As for the characters in the play, that of Alcestis must be acknowledged to be pre-eminently beautiful. . . .But, if we except the heroine of the piece, the rest are hardly well-drawn, or, at least, pleasingly portrayed. The selfish Pheres, the unfilial Admetus, the boisterous Hercules, are not in themselves proper characters for tragedy; but then they serve to set off and bring out in relief the beauties which the poet has laboured to concentrate upon one person. . . .The dispute between Admetus and Pheres is calculated, as Hermann observes, and as was very probably designed, to please a contentious and law-loving audience. The poet might perhaps, had he pleased, have represented Admetus in a more amiable point of view. But he preferred to take the legend as he found it; and we must in fairness admit that the faults are those inherent in the subject itself rather than in the poet's manner of treating it.

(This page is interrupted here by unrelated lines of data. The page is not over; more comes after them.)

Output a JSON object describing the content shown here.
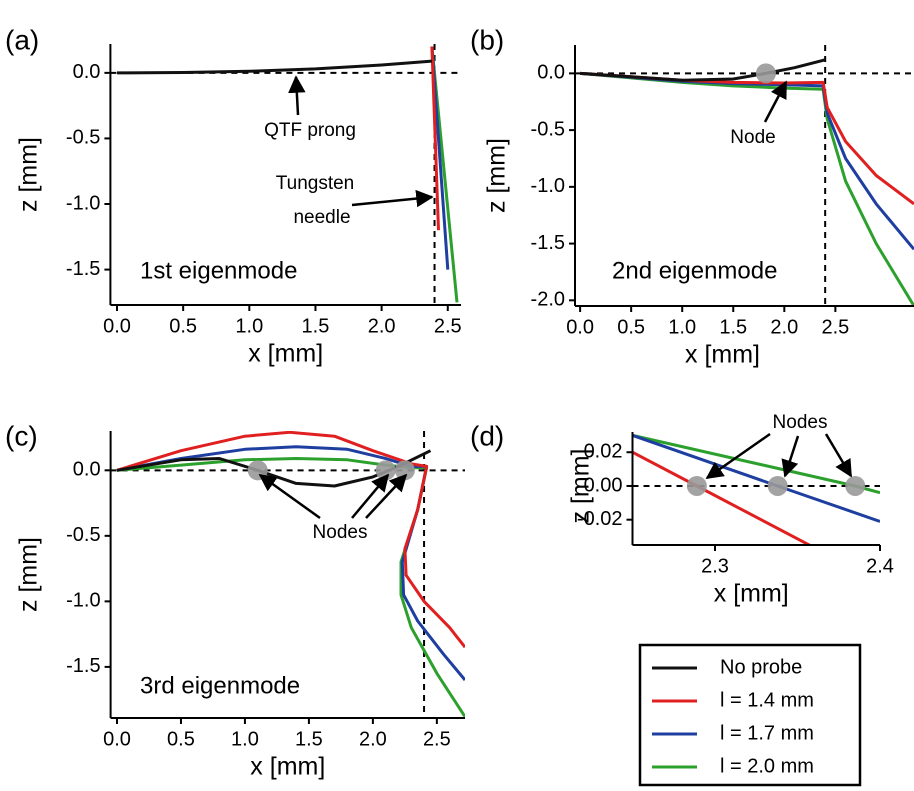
{
  "chart_data": [
    {
      "type": "line",
      "title": "(a)",
      "label": "1st eigenmode",
      "xlabel": "x [mm]",
      "ylabel": "z [mm]",
      "xlim": [
        -0.05,
        2.6
      ],
      "ylim": [
        -1.77,
        0.22
      ],
      "xticks": [
        {
          "value": 0,
          "label": "0.0"
        },
        0.5,
        {
          "value": 1,
          "label": "1.0"
        },
        1.5,
        {
          "value": 2,
          "label": "2.0"
        },
        2.5
      ],
      "yticks": [
        {
          "value": 0,
          "label": "0.0"
        },
        -0.5,
        {
          "value": -1,
          "label": "-1.0"
        },
        -1.5
      ],
      "hline": 0,
      "vline": 2.4,
      "series": [
        {
          "color": "#2ca02c",
          "x": [
            2.38,
            2.57
          ],
          "values": [
            0.2,
            -1.75
          ]
        },
        {
          "color": "#1f3fa0",
          "x": [
            2.38,
            2.5
          ],
          "values": [
            0.2,
            -1.5
          ]
        },
        {
          "color": "#e02020",
          "x": [
            2.38,
            2.43
          ],
          "values": [
            0.2,
            -1.2
          ]
        },
        {
          "color": "#111111",
          "x": [
            0,
            0.5,
            1,
            1.5,
            2,
            2.38
          ],
          "values": [
            0,
            0.003,
            0.012,
            0.03,
            0.06,
            0.09
          ]
        }
      ],
      "annotations": [
        {
          "lines": [
            "QTF prong"
          ]
        },
        {
          "lines": [
            "Tungsten",
            "needle"
          ]
        }
      ]
    },
    {
      "type": "line",
      "title": "(b)",
      "label": "2nd eigenmode",
      "xlabel": "x [mm]",
      "ylabel": "z [mm]",
      "xlim": [
        -0.05,
        3.27
      ],
      "ylim": [
        -2.05,
        0.25
      ],
      "xticks": [
        {
          "value": 0,
          "label": "0.0"
        },
        0.5,
        {
          "value": 1,
          "label": "1.0"
        },
        1.5,
        {
          "value": 2,
          "label": "2.0"
        },
        2.5
      ],
      "yticks": [
        {
          "value": 0,
          "label": "0.0"
        },
        -0.5,
        {
          "value": -1,
          "label": "-1.0"
        },
        -1.5,
        {
          "value": -2,
          "label": "-2.0"
        }
      ],
      "hline": 0,
      "vline": 2.4,
      "series": [
        {
          "color": "#2ca02c",
          "x": [
            0,
            0.5,
            1,
            1.5,
            2,
            2.38,
            2.42,
            2.6,
            2.9,
            3.27
          ],
          "values": [
            0,
            -0.04,
            -0.08,
            -0.11,
            -0.13,
            -0.14,
            -0.4,
            -0.95,
            -1.5,
            -2.05
          ]
        },
        {
          "color": "#1f3fa0",
          "x": [
            0,
            0.5,
            1,
            1.5,
            2,
            2.38,
            2.42,
            2.6,
            2.9,
            3.27
          ],
          "values": [
            0,
            -0.035,
            -0.07,
            -0.09,
            -0.1,
            -0.11,
            -0.35,
            -0.75,
            -1.15,
            -1.55
          ]
        },
        {
          "color": "#e02020",
          "x": [
            0,
            0.5,
            1,
            1.5,
            2,
            2.38,
            2.42,
            2.6,
            2.9,
            3.27
          ],
          "values": [
            0,
            -0.03,
            -0.06,
            -0.08,
            -0.085,
            -0.08,
            -0.3,
            -0.6,
            -0.9,
            -1.15
          ]
        },
        {
          "color": "#111111",
          "x": [
            0,
            0.5,
            1,
            1.5,
            1.82,
            2.1,
            2.4
          ],
          "values": [
            0,
            -0.03,
            -0.06,
            -0.05,
            0,
            0.05,
            0.12
          ]
        }
      ],
      "nodes": {
        "x": [
          1.82
        ],
        "values": [
          0
        ]
      },
      "annotations": [
        {
          "lines": [
            "Node"
          ]
        }
      ]
    },
    {
      "type": "line",
      "title": "(c)",
      "label": "3rd eigenmode",
      "xlabel": "x [mm]",
      "ylabel": "z [mm]",
      "xlim": [
        -0.05,
        2.72
      ],
      "ylim": [
        -1.89,
        0.3
      ],
      "xticks": [
        {
          "value": 0,
          "label": "0.0"
        },
        0.5,
        {
          "value": 1,
          "label": "1.0"
        },
        1.5,
        {
          "value": 2,
          "label": "2.0"
        },
        2.5
      ],
      "yticks": [
        {
          "value": 0,
          "label": "0.0"
        },
        -0.5,
        {
          "value": -1,
          "label": "-1.0"
        },
        -1.5
      ],
      "hline": 0,
      "vline": 2.4,
      "series": [
        {
          "color": "#2ca02c",
          "x": [
            0,
            0.5,
            1,
            1.4,
            1.8,
            2.1,
            2.3,
            2.42,
            2.35,
            2.22,
            2.22,
            2.3,
            2.5,
            2.72
          ],
          "values": [
            0,
            0.04,
            0.08,
            0.09,
            0.08,
            0.04,
            0.02,
            0.02,
            -0.3,
            -0.7,
            -0.95,
            -1.2,
            -1.55,
            -1.88
          ]
        },
        {
          "color": "#1f3fa0",
          "x": [
            0,
            0.5,
            1,
            1.4,
            1.8,
            2.1,
            2.3,
            2.42,
            2.35,
            2.23,
            2.24,
            2.35,
            2.55,
            2.72
          ],
          "values": [
            0,
            0.09,
            0.16,
            0.18,
            0.16,
            0.09,
            0.03,
            0.03,
            -0.3,
            -0.7,
            -0.95,
            -1.15,
            -1.4,
            -1.6
          ]
        },
        {
          "color": "#e02020",
          "x": [
            0,
            0.5,
            1,
            1.35,
            1.7,
            2.0,
            2.3,
            2.42,
            2.35,
            2.25,
            2.26,
            2.4,
            2.6,
            2.72
          ],
          "values": [
            0,
            0.15,
            0.26,
            0.29,
            0.26,
            0.15,
            0.05,
            0.03,
            -0.3,
            -0.6,
            -0.8,
            -1.0,
            -1.2,
            -1.35
          ]
        },
        {
          "color": "#111111",
          "x": [
            0,
            0.5,
            0.8,
            1.1,
            1.4,
            1.7,
            2.0,
            2.2,
            2.45
          ],
          "values": [
            0,
            0.08,
            0.09,
            0,
            -0.1,
            -0.12,
            -0.05,
            0.03,
            0.15
          ]
        }
      ],
      "nodes": {
        "x": [
          1.1,
          2.1,
          2.25
        ],
        "values": [
          0,
          0,
          0
        ]
      },
      "annotations": [
        {
          "lines": [
            "Nodes"
          ]
        }
      ]
    },
    {
      "type": "line",
      "title": "(d)",
      "xlabel": "x [mm]",
      "ylabel": "z [mm]",
      "xlim": [
        2.25,
        2.4
      ],
      "ylim": [
        -0.035,
        0.032
      ],
      "xticks": [
        2.3,
        2.4
      ],
      "yticks": [
        0.02,
        {
          "value": 0,
          "label": "0.00"
        },
        -0.02
      ],
      "hline": 0,
      "series": [
        {
          "color": "#2ca02c",
          "x": [
            2.25,
            2.385,
            2.4
          ],
          "values": [
            0.03,
            0,
            -0.004
          ]
        },
        {
          "color": "#1f3fa0",
          "x": [
            2.25,
            2.338,
            2.4
          ],
          "values": [
            0.03,
            0,
            -0.021
          ]
        },
        {
          "color": "#e02020",
          "x": [
            2.25,
            2.289,
            2.36
          ],
          "values": [
            0.02,
            0,
            -0.0365
          ]
        }
      ],
      "nodes": {
        "x": [
          2.289,
          2.338,
          2.385
        ],
        "values": [
          0,
          0,
          0
        ]
      },
      "annotations": [
        {
          "lines": [
            "Nodes"
          ]
        }
      ]
    }
  ],
  "legend": {
    "items": [
      {
        "name": "No probe",
        "color": "#111111"
      },
      {
        "name": "l = 1.4 mm",
        "color": "#e02020"
      },
      {
        "name": "l = 1.7 mm",
        "color": "#1f3fa0"
      },
      {
        "name": "l = 2.0 mm",
        "color": "#2ca02c"
      }
    ]
  }
}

It should be noted that when Paley describes Admetus, Pheres, and Heracles as 'not well-drawn', he means, as appears by the correction 'not pleasingly portrayed', that they are not drawn well for the general effect of the picture. Regarded merely as studies from life they are drawn only too well. And when he says that they are 'not proper characters for tragedy', he must be taken to mean that they are not proper for this tragedy, for a play on this particular subject, since no one could dispute that characters equally unpleasing in themselves, equally 'selfish', 'unfilial', and 'boisterous', are to be found in dramas and even in tragedies, of which the total effect is nevertheless both pleasing and consistent. And if we ask, why then these traits are objectionable here, the answer is first, that they are useless to the conduct of the story, and secondly that, according to an instinct which not without reason we assume to be universal, they are repugnant to the solemnity of the topic. You cannot make a good play, nor anything fit to be called a play, out of incidents which have no moral or necessary connexion, no other connexion in short than that they might succeed one another in the way represented: and you ought not to make a trifle out of a theme so full of tenderness and awe as the death and resurrection of Alcestis. We will consider the scheme for a moment in these two points of view, and will confine our attention for convenience to the scenes numbered fourth and fifth, upon which the objections may be concentrated. It should be noted that these two scenes form between them a full fourth part of the action, and that a survey of the whole work would only confirm our impressions.